Aantekeningen digitale lessen
Les 1
Boek: Psychologie van arbeid en organisatie
Psychologie omvat gedrag, gedachten en emoties. Het doel van de psychologie
(als wetenschap) is het beschrijven, verklaren en voorspellen van gedrag,
gedachtes en emoties.
De (wetenschappelijke) psychologie kun je onderverdelen in theoretische
psychologie en toegepaste psychologie.
Aandachtsgebieden binnen de theoretische psychologie:
Biopsychologie
Cognitieve psychologie
Ontwikkelingspsychologie
Sociale psychologie
Persoonlijkheidsleer
Disciplines binnen de toegepaste psychologie:
Organisatiepsychologie
Klinische psychologie (geestelijke gezondheidszorg)
Educatieve psychologie
Gezondheidspsychologie
Juridische psychologie
Sportpsychologie
Etc
De vijf (klassieke) tradities in de psychologie:
1. Psychoanalyse: Freud, Jung, drijfveren etc.
2. Persoonlijkheidsleer: Eysenck, Cattell, persoonlijkheidskenmerken, IQ, Big
Five etc.
3. Fenomenologie (de humanistische benadering): interactie met de wereld,
groei, zelfrealisatie etc.
4. Behaviorisme (de gedragsbenadering): B.F. Skinner, observeerbaar gedrag
en de condities (situaties) die dag gedrag uitlokt, bekrachtiging,
bestraffing etc.
5. De sociaal-cognitieve theorie: Bandura, wederkerig determinisme,
informatieverwerking, zelfwerkzaamheid, schema’s als kennisstructuren,
scripts etc.
Het Hawthorne-effect = het probleem dat het gedrag van iemand wordt
beïnvloed als hij weet dat hij wordt onderzocht.
,Psychologisch contract = de subjectieve overtuigingen over een op uitwisseling
gebaseerde overeenkomst .
De invloed van nieuwe technologie op het succes van de organisatie is echter
vaak minder positief dan verwacht, doordat de technologie niet goed is
afgestemd op de psychologische eigenschappen van individuen, en evenmin op
de patronen van sociale interactie op de werkplek.
Boek: Leren Coachen, hoofdstuk 11
Centrale begrippen bij coaching zijn bewustzijn en verantwoordelijkheid.
Het is van belang dat de coach weet wie hij is, wat hij doet, waarom hij het zo
doet, vanuit welke visie hij handelt en wat mogelijke effecten van zijn handelen
zijn.
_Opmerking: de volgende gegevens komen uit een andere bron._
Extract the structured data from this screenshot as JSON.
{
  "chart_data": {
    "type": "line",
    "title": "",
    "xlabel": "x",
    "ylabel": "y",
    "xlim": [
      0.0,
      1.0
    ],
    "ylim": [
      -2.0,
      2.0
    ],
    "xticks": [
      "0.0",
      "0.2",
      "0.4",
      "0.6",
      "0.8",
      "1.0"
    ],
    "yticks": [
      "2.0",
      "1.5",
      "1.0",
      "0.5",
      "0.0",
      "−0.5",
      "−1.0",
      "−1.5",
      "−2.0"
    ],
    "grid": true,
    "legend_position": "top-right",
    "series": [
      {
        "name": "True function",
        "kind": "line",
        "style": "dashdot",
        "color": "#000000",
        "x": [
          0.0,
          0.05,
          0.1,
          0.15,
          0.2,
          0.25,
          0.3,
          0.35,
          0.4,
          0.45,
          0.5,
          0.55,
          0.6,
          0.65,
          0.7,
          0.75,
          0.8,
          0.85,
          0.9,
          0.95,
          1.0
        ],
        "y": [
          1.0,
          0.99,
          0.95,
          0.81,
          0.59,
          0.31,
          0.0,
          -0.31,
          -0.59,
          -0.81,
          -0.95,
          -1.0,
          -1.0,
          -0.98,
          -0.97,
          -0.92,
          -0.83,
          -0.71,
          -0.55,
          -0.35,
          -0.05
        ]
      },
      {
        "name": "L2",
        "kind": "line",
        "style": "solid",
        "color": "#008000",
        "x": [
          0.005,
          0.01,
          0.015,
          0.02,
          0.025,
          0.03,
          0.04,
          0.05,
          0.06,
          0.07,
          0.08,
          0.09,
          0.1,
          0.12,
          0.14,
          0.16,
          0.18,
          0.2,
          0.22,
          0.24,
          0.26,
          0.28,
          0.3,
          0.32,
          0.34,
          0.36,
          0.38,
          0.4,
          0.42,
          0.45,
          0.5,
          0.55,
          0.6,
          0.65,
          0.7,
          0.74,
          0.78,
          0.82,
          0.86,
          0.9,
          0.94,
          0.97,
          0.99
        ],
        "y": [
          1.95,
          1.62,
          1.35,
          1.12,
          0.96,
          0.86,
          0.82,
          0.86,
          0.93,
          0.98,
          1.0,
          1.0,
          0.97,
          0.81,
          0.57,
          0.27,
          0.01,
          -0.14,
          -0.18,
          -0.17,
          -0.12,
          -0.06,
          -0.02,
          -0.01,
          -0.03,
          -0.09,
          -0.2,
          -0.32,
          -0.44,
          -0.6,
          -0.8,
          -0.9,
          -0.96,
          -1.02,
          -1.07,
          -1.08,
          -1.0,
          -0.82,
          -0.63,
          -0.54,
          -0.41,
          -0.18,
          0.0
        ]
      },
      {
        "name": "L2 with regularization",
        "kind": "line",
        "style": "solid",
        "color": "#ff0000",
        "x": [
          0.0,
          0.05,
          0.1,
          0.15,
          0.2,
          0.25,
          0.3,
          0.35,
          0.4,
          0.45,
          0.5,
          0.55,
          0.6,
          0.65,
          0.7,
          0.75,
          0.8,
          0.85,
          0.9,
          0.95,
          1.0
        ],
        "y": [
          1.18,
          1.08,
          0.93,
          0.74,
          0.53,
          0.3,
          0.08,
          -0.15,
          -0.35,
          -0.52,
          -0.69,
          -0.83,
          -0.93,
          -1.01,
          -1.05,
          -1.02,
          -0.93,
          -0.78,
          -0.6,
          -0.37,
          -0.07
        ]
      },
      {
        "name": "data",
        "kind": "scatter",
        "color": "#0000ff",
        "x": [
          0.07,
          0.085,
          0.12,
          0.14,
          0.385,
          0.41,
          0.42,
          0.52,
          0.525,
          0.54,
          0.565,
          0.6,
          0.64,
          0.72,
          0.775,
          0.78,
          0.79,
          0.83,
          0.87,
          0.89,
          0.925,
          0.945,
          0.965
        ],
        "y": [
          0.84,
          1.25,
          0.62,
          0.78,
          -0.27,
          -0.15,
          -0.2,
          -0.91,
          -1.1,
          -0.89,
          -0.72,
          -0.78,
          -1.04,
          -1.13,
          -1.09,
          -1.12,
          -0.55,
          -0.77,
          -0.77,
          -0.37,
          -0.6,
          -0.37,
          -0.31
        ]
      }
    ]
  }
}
Als de coach weet wie hij is, wat hij doet en weet waar dat uit voorkomt kan
hij congruent handelen. Hij kan ook antwoord geven en zich verantwoorden bij
vragen van de coachee.
De volgende vragen zijn van belang om je eigen coaching te verantwoorden:
1. Wie ben ik?
2. Vanuit welke mens- en maatschappijvisie werk ik?
3. Welke theorieën gebruik ik in mijn werk?
4. Welke ‘regels’ hanteer ik bij het toepassen van werkvormen en methoden?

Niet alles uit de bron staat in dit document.